Ноги и впрямь разъезжаются. Теперь уж я сама обхватываю его предплечье для надежности сразу двумя руками. Он большой, да. Но вовсе не из-за лишнего веса. Под моими пальцами каменно-твердые забитые в зале мышцы. Ну, кто бы мог подумать? Почему-то это совсем не вяжется с тем портретом, что я нарисовала в своей голове в нашу самую первую встречу. Так-то он мне виделся ничем не примечательным мужчиной средних лет. Из тех, что бреют голову, потому что рано облысели. Но теперь я понимаю, что, возможно, это его фирменный стиль, а вовсе не вынужденная мера.
– Я что, грязный?
– Нет.
– Ты так на меня смотришь…
– Решаю, почему вы лысый, – выпаливаю на одном дыхании. В обычно бесстрастных глазах мелькает… смех. И это неожиданно тоже.
– Давай так. Я отвечу на этот вопрос, если ты ответишь на мой.
Учитывая то, что я успела сто раз пожалеть о том, что вообще это брякнула, неуверенно пожимаю плечами. Савва указывает на огромный Cadillac Escalade, который занимает едва ли не два парковочных места сразу. В отличие от Влада, он водит сам. Я усаживаюсь на пассажирское сиденье. Комиссаров велит пристегнуться. С непривычки мне приходится повозиться даже с этим не требующим особых навыков действием.

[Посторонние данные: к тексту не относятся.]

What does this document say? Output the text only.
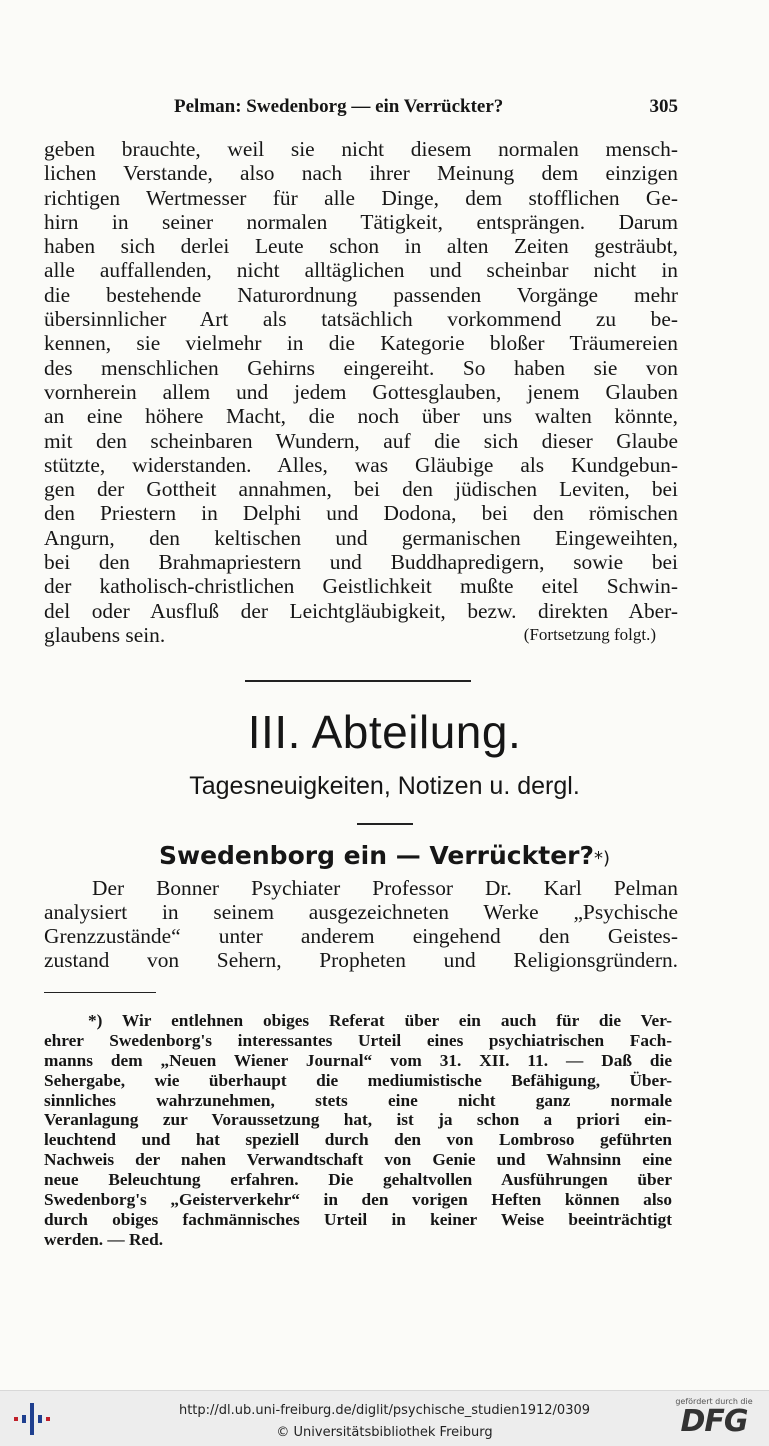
Pelman: Swedenborg — ein Verrückter?	305
geben brauchte, weil sie nicht diesem normalen mensch-
lichen Verstande, also nach ihrer Meinung dem einzigen
richtigen Wertmesser für alle Dinge, dem stofflichen Ge-
hirn in seiner normalen Tätigkeit, entsprängen. Darum
haben sich derlei Leute schon in alten Zeiten gesträubt,
alle auffallenden, nicht alltäglichen und scheinbar nicht in
die bestehende Naturordnung passenden Vorgänge mehr
übersinnlicher Art als tatsächlich vorkommend zu be-
kennen, sie vielmehr in die Kategorie bloßer Träumereien
des menschlichen Gehirns eingereiht. So haben sie von
vornherein allem und jedem Gottesglauben, jenem Glauben
an eine höhere Macht, die noch über uns walten könnte,
mit den scheinbaren Wundern, auf die sich dieser Glaube
stützte, widerstanden. Alles, was Gläubige als Kundgebun-
gen der Gottheit annahmen, bei den jüdischen Leviten, bei
den Priestern in Delphi und Dodona, bei den römischen
Angurn, den keltischen und germanischen Eingeweihten,
bei den Brahmapriestern und Buddhapredigern, sowie bei
der katholisch-christlichen Geistlichkeit mußte eitel Schwin-
del oder Ausfluß der Leichtgläubigkeit, bezw. direkten Aber-
glaubens sein.	(Fortsetzung folgt.)
III. Abteilung.
Tagesneuigkeiten, Notizen u. dergl.
Swedenborg ein — Verrückter?*)
Der Bonner Psychiater Professor Dr. Karl Pelman
analysiert in seinem ausgezeichneten Werke „Psychische
Grenzzustände“ unter anderem eingehend den Geistes-
zustand von Sehern, Propheten und Religionsgründern.
*) Wir entlehnen obiges Referat über ein auch für die Ver-
ehrer Swedenborg's interessantes Urteil eines psychiatrischen Fach-
manns dem „Neuen Wiener Journal“ vom 31. XII. 11. — Daß die
Sehergabe, wie überhaupt die mediumistische Befähigung, Über-
sinnliches wahrzunehmen, stets eine nicht ganz normale
Veranlagung zur Voraussetzung hat, ist ja schon a priori ein-
leuchtend und hat speziell durch den von Lombroso geführten
Nachweis der nahen Verwandtschaft von Genie und Wahnsinn eine
neue Beleuchtung erfahren. Die gehaltvollen Ausführungen über
Swedenborg's „Geisterverkehr“ in den vorigen Heften können also
durch obiges fachmännisches Urteil in keiner Weise beeinträchtigt
werden. — Red.
http://dl.ub.uni-freiburg.de/diglit/psychische_studien1912/0309
© Universitätsbibliothek Freiburg
gefördert durch die
DFG
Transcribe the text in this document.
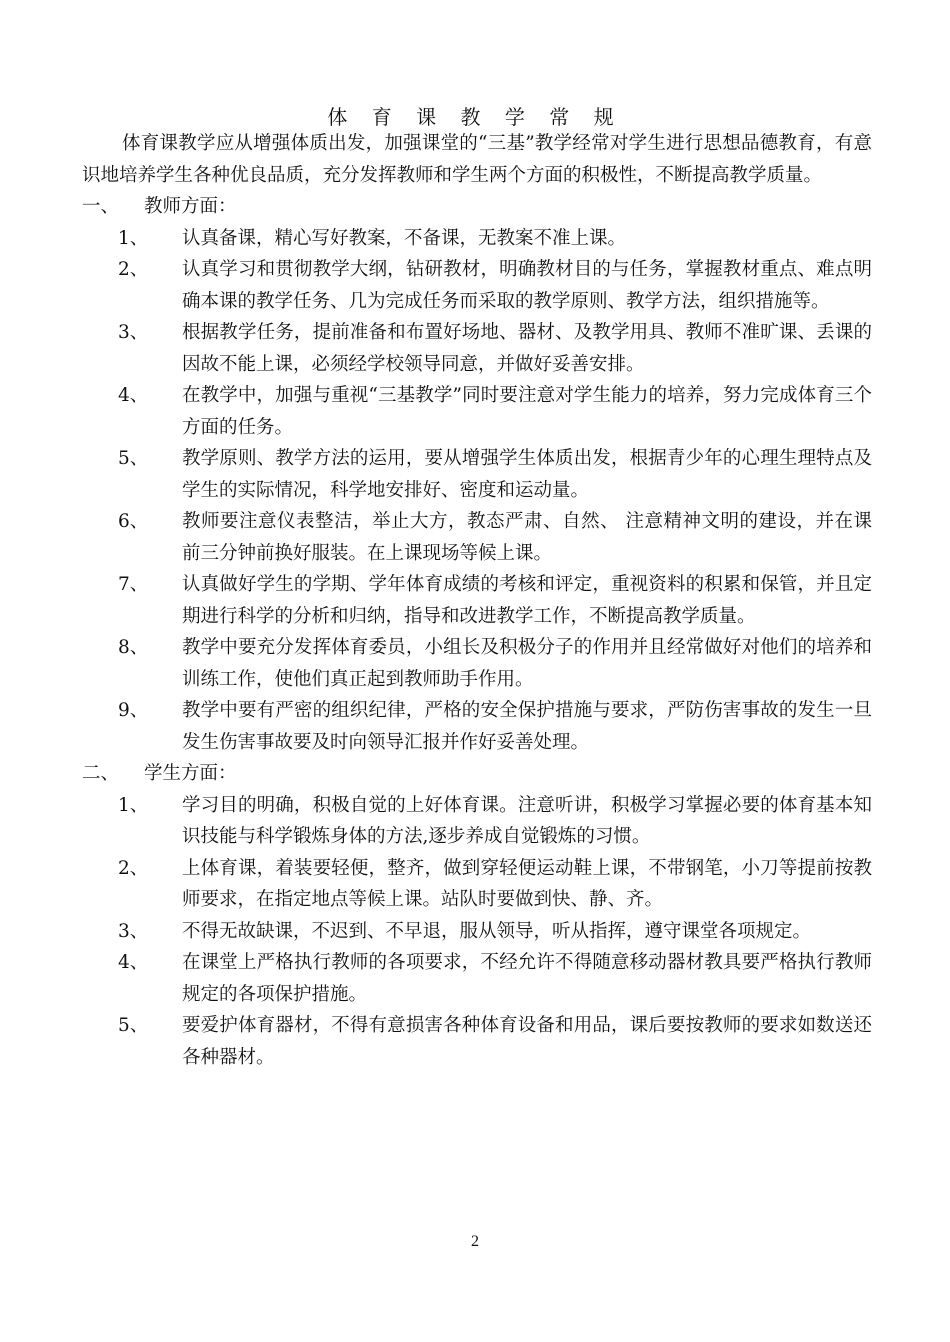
体 育 课 教 学 常 规

体育课教学应从增强体质出发，加强课堂的“三基”教学经常对学生进行思想品德教育，有意识地培养学生各种优良品质，充分发挥教师和学生两个方面的积极性，不断提高教学质量。

一、	教师方面：
1、	认真备课，精心写好教案，不备课，无教案不准上课。
2、	认真学习和贯彻教学大纲，钻研教材，明确教材目的与任务，掌握教材重点、难点明确本课的教学任务、几为完成任务而采取的教学原则、教学方法，组织措施等。
3、	根据教学任务，提前准备和布置好场地、器材、及教学用具、教师不准旷课、丢课的因故不能上课，必须经学校领导同意，并做好妥善安排。
4、	在教学中，加强与重视“三基教学”同时要注意对学生能力的培养，努力完成体育三个方面的任务。
5、	教学原则、教学方法的运用，要从增强学生体质出发，根据青少年的心理生理特点及学生的实际情况，科学地安排好、密度和运动量。
6、	教师要注意仪表整洁，举止大方，教态严肃、自然、 注意精神文明的建设，并在课前三分钟前换好服装。在上课现场等候上课。
7、	认真做好学生的学期、学年体育成绩的考核和评定，重视资料的积累和保管，并且定期进行科学的分析和归纳，指导和改进教学工作，不断提高教学质量。
8、	教学中要充分发挥体育委员，小组长及积极分子的作用并且经常做好对他们的培养和训练工作，使他们真正起到教师助手作用。
9、	教学中要有严密的组织纪律，严格的安全保护措施与要求，严防伤害事故的发生一旦发生伤害事故要及时向领导汇报并作好妥善处理。
二、	学生方面：
1、	学习目的明确，积极自觉的上好体育课。注意听讲，积极学习掌握必要的体育基本知识技能与科学锻炼身体的方法,逐步养成自觉锻炼的习惯。
2、	上体育课，着装要轻便，整齐，做到穿轻便运动鞋上课，不带钢笔，小刀等提前按教师要求，在指定地点等候上课。站队时要做到快、静、齐。
3、	不得无故缺课，不迟到、不早退，服从领导，听从指挥，遵守课堂各项规定。
4、	在课堂上严格执行教师的各项要求，不经允许不得随意移动器材教具要严格执行教师规定的各项保护措施。
5、	要爱护体育器材，不得有意损害各种体育设备和用品，课后要按教师的要求如数送还各种器材。
2
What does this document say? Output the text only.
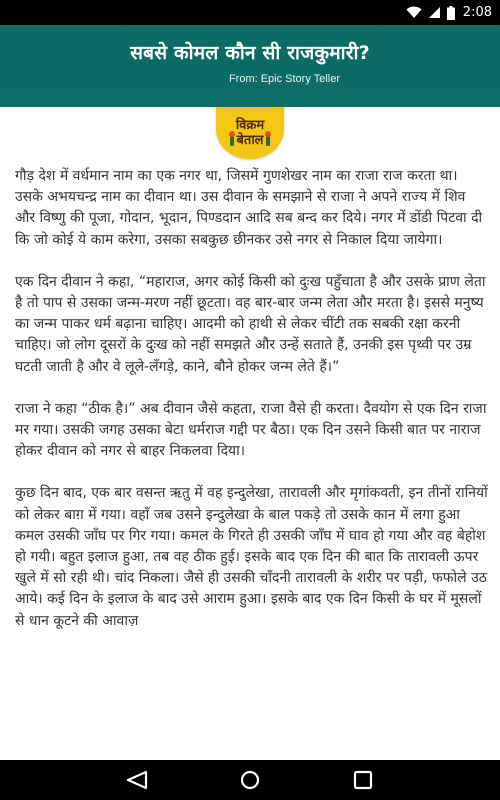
2:08
सबसे कोमल कौन सी राजकुमारी?
From: Epic Story Teller
विक्रम
बेताल

गौड़ देश में वर्धमान नाम का एक नगर था, जिसमें गुणशेखर नाम का राजा राज करता था। उसके अभयचन्द्र नाम का दीवान था। उस दीवान के समझाने से राजा ने अपने राज्य में शिव और विष्णु की पूजा, गोदान, भूदान, पिण्डदान आदि सब बन्द कर दिये। नगर में डोंडी पिटवा दी कि जो कोई ये काम करेगा, उसका सबकुछ छीनकर उसे नगर से निकाल दिया जायेगा।

एक दिन दीवान ने कहा, “महाराज, अगर कोई किसी को दुःख पहुँचाता है और उसके प्राण लेता है तो पाप से उसका जन्म-मरण नहीं छूटता। वह बार-बार जन्म लेता और मरता है। इससे मनुष्य का जन्म पाकर धर्म बढ़ाना चाहिए। आदमी को हाथी से लेकर चींटी तक सबकी रक्षा करनी चाहिए। जो लोग दूसरों के दुःख को नहीं समझते और उन्हें सताते हैं, उनकी इस पृथ्वी पर उम्र घटती जाती है और वे लूले-लँगड़े, काने, बौने होकर जन्म लेते हैं।”

राजा ने कहा “ठीक है।” अब दीवान जैसे कहता, राजा वैसे ही करता। दैवयोग से एक दिन राजा मर गया। उसकी जगह उसका बेटा धर्मराज गद्दी पर बैठा। एक दिन उसने किसी बात पर नाराज होकर दीवान को नगर से बाहर निकलवा दिया।

कुछ दिन बाद, एक बार वसन्त ऋतु में वह इन्दुलेखा, तारावली और मृगांकवती, इन तीनों रानियों को लेकर बाग़ में गया। वहाँ जब उसने इन्दुलेखा के बाल पकड़े तो उसके कान में लगा हुआ कमल उसकी जाँघ पर गिर गया। कमल के गिरते ही उसकी जाँघ में घाव हो गया और वह बेहोश हो गयी। बहुत इलाज हुआ, तब वह ठीक हुई। इसके बाद एक दिन की बात कि तारावली ऊपर खुले में सो रही थी। चांद निकला। जैसे ही उसकी चाँदनी तारावली के शरीर पर पड़ी, फफोले उठ आये। कई दिन के इलाज के बाद उसे आराम हुआ। इसके बाद एक दिन किसी के घर में मूसलों से धान कूटने की आवाज़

– Так вот, вопрос… – возвращает нас к беседе Савва, когда я уже, признаться, поверила в то, что он забыл о нашей беседе. – Он тоже касается прически…
– Неудачный эксперимент, – бормочу я.
– Я так и подумал.
И все-таки он смеется. Ну, точно. Хотя внешне это никак не проявляется.
– Теперь ваша очередь.
– Я лысый потому, что бреюсь раз в два дня.
Да он просто капитан очевидность. Я фыркаю. Он же, ничуть не изменившись в лице, уверенно ведет машину. Остаток пути проходит в молчании. Я молчу потому, что боюсь сморозить очередную глупость. Почему молчит он – не знаю. Да и не до этого мне совсем. Чем ближе к дому, тем сильней мой страх. Если честно, в больнице меня посещали мысли о том, чтобы съехать. Но по деньгам я не потяну съем квартиры, а значит, не о чем и мечтать.